Everyone! I'm reading the paper On test marginal versus conditional and I'm a little confused one place in page 9, when the author use "maximum likelihood projection" to get the covariance matrix $\Sigma_1$ such that minimize the KL-distance between two distribution $\mathcal N(0, \Sigma_0)$ and $\mathcal N(0, \Sigma_1)$, where $\Sigma_0$ is a known $3$ by $3$ matrix.

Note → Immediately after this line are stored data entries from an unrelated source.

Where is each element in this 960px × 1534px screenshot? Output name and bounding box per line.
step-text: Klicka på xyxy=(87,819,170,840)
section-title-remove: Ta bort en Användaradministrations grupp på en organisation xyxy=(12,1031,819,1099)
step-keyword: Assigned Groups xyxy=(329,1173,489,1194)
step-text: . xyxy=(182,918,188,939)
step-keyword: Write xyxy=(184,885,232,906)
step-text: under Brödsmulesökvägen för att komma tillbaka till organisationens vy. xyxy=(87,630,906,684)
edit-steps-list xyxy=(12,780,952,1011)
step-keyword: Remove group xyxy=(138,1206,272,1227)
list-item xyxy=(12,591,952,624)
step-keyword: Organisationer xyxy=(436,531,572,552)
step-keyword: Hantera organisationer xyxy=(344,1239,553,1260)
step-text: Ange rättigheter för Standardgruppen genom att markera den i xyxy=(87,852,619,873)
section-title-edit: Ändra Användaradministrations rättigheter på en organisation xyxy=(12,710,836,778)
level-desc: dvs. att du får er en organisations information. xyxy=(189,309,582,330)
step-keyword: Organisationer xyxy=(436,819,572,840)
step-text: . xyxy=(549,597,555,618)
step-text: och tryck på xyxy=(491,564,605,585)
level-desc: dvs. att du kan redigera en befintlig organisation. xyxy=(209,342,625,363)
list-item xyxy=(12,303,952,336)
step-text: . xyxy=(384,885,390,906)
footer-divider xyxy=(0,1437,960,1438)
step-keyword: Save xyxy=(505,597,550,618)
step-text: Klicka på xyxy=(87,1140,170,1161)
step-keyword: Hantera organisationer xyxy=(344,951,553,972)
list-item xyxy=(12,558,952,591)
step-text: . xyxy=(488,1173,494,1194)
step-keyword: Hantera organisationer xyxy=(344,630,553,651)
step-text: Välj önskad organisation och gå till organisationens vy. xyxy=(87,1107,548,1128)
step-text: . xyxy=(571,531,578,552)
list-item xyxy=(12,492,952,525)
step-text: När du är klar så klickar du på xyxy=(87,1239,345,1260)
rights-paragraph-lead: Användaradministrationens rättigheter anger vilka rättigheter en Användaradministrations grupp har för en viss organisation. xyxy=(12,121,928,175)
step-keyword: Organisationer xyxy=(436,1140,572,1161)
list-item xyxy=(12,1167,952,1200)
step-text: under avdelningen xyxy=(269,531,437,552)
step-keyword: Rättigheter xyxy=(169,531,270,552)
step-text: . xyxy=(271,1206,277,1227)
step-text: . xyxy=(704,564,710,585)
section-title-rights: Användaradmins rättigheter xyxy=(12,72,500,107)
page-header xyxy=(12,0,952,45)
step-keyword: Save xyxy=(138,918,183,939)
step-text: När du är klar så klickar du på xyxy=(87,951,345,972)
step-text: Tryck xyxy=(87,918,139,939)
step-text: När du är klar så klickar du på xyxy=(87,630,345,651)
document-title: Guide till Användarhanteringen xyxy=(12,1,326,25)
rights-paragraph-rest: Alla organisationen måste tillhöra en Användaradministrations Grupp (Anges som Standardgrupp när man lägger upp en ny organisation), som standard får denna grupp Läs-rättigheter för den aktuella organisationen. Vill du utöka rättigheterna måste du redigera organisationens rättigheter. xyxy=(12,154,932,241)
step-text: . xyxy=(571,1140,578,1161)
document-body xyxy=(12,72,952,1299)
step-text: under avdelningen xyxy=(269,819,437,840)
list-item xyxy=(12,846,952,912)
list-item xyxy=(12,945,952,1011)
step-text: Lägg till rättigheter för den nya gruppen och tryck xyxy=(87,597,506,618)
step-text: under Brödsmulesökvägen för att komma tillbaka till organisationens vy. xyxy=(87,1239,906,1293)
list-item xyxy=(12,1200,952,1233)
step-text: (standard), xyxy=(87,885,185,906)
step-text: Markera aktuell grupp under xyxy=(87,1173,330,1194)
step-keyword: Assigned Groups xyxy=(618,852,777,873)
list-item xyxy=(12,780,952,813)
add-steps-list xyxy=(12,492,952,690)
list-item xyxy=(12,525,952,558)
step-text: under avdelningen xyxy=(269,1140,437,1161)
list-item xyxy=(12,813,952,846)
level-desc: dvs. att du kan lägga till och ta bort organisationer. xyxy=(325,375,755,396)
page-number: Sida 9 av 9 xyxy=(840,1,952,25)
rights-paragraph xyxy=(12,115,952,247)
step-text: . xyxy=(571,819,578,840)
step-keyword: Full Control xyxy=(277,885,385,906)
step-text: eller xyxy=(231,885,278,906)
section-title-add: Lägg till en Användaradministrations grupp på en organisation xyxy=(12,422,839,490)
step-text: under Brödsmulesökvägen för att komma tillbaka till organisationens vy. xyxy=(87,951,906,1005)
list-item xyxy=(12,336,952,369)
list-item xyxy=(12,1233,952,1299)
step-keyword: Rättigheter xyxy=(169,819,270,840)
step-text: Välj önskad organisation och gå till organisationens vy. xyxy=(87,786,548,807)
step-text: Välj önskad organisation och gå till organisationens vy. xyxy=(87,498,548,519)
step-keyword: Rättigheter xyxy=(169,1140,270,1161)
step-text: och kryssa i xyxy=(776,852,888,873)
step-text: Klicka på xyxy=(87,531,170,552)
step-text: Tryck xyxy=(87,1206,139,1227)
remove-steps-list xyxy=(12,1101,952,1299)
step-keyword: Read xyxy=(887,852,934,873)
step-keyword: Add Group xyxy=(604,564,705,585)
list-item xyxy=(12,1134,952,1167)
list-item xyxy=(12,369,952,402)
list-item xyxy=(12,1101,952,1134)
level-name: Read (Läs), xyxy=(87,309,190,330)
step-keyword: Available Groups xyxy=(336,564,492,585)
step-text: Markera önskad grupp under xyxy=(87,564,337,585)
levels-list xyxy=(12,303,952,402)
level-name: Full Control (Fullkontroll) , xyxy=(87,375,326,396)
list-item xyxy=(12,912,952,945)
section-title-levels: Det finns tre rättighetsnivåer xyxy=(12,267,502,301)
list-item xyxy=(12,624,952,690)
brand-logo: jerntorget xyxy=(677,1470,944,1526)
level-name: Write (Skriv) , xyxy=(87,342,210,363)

The only constraint on $\Sigma_1$ is that $\mathcal M_1: \rho_{12} = \rho_{13}\rho_{23}$ for $\Sigma_1$. I feel confused on how to apply "maximum likelihood projection" to jump to the form of $\Sigma_1$. Here are the two matrix for $\Sigma_0$ and $\Sigma_1$: \begin{align*} \Sigma_0 = \begin{bmatrix} \sigma_{11} & 0 & \rho_{13} \sqrt{\sigma_{11} \sigma_{33}} \\ 0 & \sigma_{22} & \rho_{23} \sqrt{\sigma_{22} \sigma_{33}} \\ \rho_{13} \sqrt{\sigma_{11} \sigma_{33}} & \rho_{23} \sqrt{\sigma_{22} \sigma_{33}} & \sigma_{33} \end{bmatrix} \\ \Sigma_1 = \begin{bmatrix} \sigma_{11} & \rho_{13}\rho_{23}\sqrt{\sigma_{11}\sigma_{22}} & \rho_{13} \sqrt{\sigma_{11} \sigma_{33}} \\ \rho_{13}\rho_{23}\sqrt{\sigma_{11}\sigma_{22}} & \sigma_{22} & \rho_{23} \sqrt{\sigma_{22} \sigma_{33}} \\ \rho_{13} \sqrt{\sigma_{11} \sigma_{33}} & \rho_{23} \sqrt{\sigma_{22} \sigma_{33}} & \sigma_{33} \end{bmatrix} \end{align*} It seems make sense and two matrix are such similar, but does anyone know how to show that $\Sigma_1$ is indeed the closest matrix to $\Sigma_0$ in the measure of KL-divergence and under the constraint $\mathcal M_1$?
Edit 1: I tried to simplify the problem, it then sound like that: \begin{align*} \Sigma_1^* = \arg \min_{\Sigma_1 \in \mathcal M_1} \log det|\Sigma_1| + tr(\Sigma_1^{-1} \Sigma_0) \end{align*} But the answer is still elusive from the above form, even Lagrangian multiplier does not offer too much help.